>> We're going around in circles. I'm not asking what sleep does, I want
>> on principle a timer that does the same thing as sleep(), regardless
>> of how sleep() works. So if on some OS sleep() uses the same algorithm
>> as CLOCK_MONOTONIC_RAW, I want my timer to use that too. But if on
>> some other OS sleep() uses CLOCK_MONOTONIC, I want my timer there to
>> use that.
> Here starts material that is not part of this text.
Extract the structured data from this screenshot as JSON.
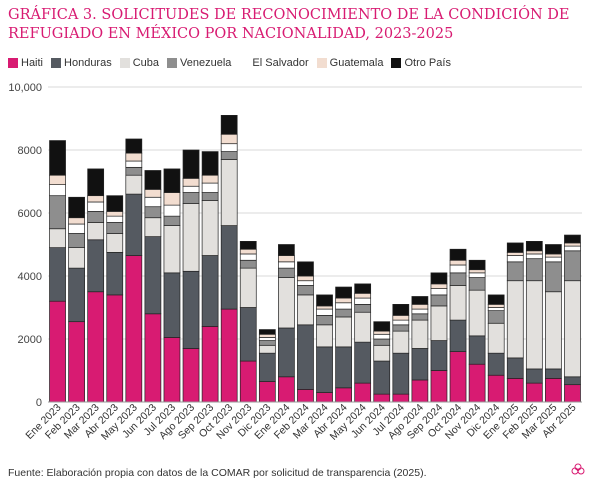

And if on some OS sleep() is buggy and uses the time-of-day
>> clock, well, I wouldn't mind if my timer used the same thing.
>
> sleep() takes a number of seconds as argument, so CLOCK_MONOTONIC
> should be used, not CLOCK_MONOTONIC_RAW. If I understood correctly,
> the unit of CLOCK_MONOTONIC is a second, whereas CLOCK_MONOTONIC_RAW
> may be faster or slower than a second.

sleep() is not affected by system clock update on any OS: I tested
Linux, FreeBSD, Mac OS X and OpenIndiana.

By the way, CLOCK_BOOTTIME was added to Linux 2.6.39: it includes time
elapsed during system suspend, whereas CLOCK_MONOTONIC doesn't include
time elapsed during system suspend. I updated the "Monotonic clocks"
table to indicate if the clock includes the elapsed time or not.